Saya bukan type ibu yang rajin mencatat makanan apa saja yang sudah Omar makan, pun tidak mencatat reaksi tertentu pada makanan-makanannya Omar, dari kami berdua (saya dan ayahnya) memang tidak ada riwayat alergi makanan, makanya saya pede saja memberikan Omar makanan apapun selama itu sehat dan bebas dari bahan pengawet.

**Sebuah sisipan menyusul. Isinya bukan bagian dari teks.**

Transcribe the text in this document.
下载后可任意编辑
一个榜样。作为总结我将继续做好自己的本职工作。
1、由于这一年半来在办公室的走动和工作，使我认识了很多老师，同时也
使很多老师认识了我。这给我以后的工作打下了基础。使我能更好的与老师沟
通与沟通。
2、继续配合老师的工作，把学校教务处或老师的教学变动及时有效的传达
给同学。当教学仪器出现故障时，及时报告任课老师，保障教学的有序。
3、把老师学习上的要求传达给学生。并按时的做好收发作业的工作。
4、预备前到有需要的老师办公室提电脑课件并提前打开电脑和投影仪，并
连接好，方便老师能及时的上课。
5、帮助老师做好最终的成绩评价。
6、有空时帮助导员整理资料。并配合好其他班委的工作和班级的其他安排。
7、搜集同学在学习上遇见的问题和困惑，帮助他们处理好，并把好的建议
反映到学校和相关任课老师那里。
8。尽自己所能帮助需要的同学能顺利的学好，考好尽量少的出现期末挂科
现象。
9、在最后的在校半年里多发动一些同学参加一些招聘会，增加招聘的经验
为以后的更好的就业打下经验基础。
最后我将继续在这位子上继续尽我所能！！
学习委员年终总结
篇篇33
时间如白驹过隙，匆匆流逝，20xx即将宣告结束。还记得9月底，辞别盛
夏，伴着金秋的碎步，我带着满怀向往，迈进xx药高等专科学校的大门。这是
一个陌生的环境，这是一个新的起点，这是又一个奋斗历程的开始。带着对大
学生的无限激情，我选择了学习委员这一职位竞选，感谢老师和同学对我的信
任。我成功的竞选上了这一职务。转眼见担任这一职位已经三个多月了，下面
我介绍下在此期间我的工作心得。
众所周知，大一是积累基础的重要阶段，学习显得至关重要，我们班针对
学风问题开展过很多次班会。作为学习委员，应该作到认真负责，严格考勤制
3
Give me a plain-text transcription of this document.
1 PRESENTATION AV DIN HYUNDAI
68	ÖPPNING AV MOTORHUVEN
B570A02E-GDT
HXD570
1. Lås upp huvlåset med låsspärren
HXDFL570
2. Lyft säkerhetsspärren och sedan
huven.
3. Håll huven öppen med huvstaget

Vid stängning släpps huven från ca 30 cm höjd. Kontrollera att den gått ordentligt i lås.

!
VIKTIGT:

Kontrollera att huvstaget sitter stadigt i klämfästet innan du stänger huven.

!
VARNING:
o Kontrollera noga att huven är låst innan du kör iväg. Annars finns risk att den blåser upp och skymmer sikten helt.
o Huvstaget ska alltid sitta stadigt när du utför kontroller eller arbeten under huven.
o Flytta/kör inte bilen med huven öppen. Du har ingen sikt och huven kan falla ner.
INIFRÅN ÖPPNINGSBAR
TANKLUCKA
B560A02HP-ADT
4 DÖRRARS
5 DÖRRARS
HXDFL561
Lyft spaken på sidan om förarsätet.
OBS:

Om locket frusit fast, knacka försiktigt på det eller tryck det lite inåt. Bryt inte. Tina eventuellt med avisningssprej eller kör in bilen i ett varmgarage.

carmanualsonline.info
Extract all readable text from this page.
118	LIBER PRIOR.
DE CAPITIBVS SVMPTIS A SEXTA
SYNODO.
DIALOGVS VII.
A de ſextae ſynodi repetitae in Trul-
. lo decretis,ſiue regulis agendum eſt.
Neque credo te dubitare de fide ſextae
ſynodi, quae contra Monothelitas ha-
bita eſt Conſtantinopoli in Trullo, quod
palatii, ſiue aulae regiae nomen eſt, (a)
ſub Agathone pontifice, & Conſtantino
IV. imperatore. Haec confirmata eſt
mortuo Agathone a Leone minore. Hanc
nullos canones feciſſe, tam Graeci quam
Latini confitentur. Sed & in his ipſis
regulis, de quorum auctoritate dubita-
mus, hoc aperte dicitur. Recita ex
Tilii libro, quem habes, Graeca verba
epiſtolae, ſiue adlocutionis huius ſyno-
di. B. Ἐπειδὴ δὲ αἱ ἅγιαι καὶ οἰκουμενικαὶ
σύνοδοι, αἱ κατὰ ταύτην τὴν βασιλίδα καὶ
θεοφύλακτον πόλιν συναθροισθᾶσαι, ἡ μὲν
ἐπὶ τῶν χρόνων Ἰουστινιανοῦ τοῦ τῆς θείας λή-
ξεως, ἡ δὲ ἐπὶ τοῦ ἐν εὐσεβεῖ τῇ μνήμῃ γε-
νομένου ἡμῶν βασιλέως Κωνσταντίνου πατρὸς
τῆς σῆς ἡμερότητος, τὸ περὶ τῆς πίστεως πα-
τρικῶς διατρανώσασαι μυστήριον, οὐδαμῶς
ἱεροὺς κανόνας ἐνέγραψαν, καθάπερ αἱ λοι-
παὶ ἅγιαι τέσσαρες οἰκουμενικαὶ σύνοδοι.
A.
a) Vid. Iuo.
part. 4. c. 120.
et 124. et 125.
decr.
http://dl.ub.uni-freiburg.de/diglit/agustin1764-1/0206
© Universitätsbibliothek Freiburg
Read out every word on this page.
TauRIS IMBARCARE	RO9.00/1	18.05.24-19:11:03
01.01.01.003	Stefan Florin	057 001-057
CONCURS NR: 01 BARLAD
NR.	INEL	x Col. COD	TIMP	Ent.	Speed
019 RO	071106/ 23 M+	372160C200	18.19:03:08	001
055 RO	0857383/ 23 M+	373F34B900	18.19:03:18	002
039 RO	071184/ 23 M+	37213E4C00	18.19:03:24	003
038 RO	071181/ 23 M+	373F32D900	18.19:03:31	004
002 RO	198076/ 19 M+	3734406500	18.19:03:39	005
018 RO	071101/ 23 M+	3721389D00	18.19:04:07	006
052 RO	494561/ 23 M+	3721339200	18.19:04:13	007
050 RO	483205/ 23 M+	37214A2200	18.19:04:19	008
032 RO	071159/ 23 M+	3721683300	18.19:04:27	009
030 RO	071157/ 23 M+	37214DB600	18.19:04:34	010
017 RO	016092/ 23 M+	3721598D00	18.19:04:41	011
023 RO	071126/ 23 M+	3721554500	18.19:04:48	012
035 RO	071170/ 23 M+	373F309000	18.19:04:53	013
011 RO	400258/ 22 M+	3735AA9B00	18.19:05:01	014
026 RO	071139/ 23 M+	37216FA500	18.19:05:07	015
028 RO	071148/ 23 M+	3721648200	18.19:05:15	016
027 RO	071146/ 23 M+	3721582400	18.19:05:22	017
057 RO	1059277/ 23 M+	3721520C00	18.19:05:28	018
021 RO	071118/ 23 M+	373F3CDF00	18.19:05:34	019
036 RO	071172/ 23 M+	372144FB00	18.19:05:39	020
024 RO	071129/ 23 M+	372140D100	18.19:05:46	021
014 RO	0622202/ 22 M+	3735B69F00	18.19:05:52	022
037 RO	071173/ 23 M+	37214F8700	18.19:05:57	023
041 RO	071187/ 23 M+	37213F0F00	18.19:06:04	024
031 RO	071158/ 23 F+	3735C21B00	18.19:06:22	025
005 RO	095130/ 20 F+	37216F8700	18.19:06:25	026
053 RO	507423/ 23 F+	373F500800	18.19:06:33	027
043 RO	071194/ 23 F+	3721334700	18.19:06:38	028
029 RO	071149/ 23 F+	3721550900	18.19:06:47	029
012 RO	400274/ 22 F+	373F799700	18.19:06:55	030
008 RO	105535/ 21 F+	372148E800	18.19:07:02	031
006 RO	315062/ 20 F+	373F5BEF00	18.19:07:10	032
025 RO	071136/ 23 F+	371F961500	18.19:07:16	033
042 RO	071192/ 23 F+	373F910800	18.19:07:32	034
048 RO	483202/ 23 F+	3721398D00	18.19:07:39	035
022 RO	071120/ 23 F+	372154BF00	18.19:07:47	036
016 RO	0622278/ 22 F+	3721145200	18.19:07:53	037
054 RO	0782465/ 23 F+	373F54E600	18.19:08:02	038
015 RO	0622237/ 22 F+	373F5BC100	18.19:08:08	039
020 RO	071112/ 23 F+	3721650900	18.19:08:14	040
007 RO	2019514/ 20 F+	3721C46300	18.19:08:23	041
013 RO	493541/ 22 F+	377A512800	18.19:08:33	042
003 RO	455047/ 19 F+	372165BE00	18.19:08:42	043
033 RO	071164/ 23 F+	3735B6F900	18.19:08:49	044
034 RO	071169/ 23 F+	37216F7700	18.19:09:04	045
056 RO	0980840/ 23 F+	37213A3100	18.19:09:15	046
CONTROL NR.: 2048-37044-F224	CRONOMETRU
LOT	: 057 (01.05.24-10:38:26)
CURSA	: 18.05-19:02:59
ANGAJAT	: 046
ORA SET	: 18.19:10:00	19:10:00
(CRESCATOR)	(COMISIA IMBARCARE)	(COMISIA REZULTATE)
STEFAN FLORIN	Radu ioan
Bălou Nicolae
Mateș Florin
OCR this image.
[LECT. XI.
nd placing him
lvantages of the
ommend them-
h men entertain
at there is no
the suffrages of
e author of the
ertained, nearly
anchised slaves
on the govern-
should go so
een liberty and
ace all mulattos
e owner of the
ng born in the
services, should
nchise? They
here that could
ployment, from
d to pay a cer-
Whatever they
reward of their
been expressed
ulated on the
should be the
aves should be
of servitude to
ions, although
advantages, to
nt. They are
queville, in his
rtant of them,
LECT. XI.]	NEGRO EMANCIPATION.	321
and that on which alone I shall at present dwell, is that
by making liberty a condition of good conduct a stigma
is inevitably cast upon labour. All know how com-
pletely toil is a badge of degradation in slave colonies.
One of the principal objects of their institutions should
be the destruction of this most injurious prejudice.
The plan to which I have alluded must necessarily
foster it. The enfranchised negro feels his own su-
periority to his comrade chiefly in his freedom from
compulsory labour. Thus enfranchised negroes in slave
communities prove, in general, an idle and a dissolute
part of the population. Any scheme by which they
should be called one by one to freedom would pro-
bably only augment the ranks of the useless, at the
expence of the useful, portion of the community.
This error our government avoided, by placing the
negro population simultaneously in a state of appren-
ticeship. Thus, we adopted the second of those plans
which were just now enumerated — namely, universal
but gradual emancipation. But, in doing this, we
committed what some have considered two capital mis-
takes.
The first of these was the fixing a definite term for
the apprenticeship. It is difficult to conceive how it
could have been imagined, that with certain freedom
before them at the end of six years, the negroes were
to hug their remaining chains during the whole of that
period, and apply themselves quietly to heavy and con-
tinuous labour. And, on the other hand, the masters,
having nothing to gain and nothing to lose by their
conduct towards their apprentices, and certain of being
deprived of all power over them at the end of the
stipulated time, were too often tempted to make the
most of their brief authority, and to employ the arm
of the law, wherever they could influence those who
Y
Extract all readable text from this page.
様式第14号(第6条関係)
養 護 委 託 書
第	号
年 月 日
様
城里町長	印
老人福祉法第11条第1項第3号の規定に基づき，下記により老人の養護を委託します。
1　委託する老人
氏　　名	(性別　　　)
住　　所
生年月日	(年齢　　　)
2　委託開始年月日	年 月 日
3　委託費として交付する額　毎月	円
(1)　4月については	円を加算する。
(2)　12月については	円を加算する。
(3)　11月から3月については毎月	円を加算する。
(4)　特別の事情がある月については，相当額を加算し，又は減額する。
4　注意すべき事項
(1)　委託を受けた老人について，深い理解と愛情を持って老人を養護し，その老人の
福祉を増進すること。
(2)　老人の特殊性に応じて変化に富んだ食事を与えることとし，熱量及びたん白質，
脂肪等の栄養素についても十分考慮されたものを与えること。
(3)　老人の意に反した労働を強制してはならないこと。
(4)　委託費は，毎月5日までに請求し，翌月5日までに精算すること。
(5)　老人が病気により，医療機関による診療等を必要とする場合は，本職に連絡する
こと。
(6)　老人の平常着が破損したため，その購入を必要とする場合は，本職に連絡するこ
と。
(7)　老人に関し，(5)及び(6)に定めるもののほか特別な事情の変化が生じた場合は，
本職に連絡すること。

Salah satu alasan saya memilih metode WHO pun karena dengan menggunakan metode WHO, bayi mengkonsumsi apa yang keluarga lain makan,  bukan memasak secara khusus, jika hari ini saya memasak sayur sop, Omar pun akan makan sayur sop, tinggal gula dan garamnya saja yang saya hilangkan, gak ada istilahnya membuat mpasi itu repot dan butuh keahlian khusus, tinggal sesuaikan teksturnya saja kok. Kalau ada yang Tanya, “berarti kalau keluarga makan makanan gak sehat, bayinya ikutan juga dong?” justru dari metode WHO inilah saya jadi ikutan belajar, bahwa yang membutuhkan makanan sehat bukan hanya Omar saja, tetapi juga saya dan Ayahnya, yang harus rutin mengkonsumsi buah bukan Cuma Omar, tapi orangtuanya pun juga harus rutin kan? Dari metode WHO ini juga harapannya saya bisa mengajarkan Omar untuk makan apapun yang ada di tukang sayur, jangan karena dia bayi lantas saya memberikan dia tuna sementara emak dan bapaknya “hanya” mengkonsumsi lele, Omar pun harus ikutan makan lele lah.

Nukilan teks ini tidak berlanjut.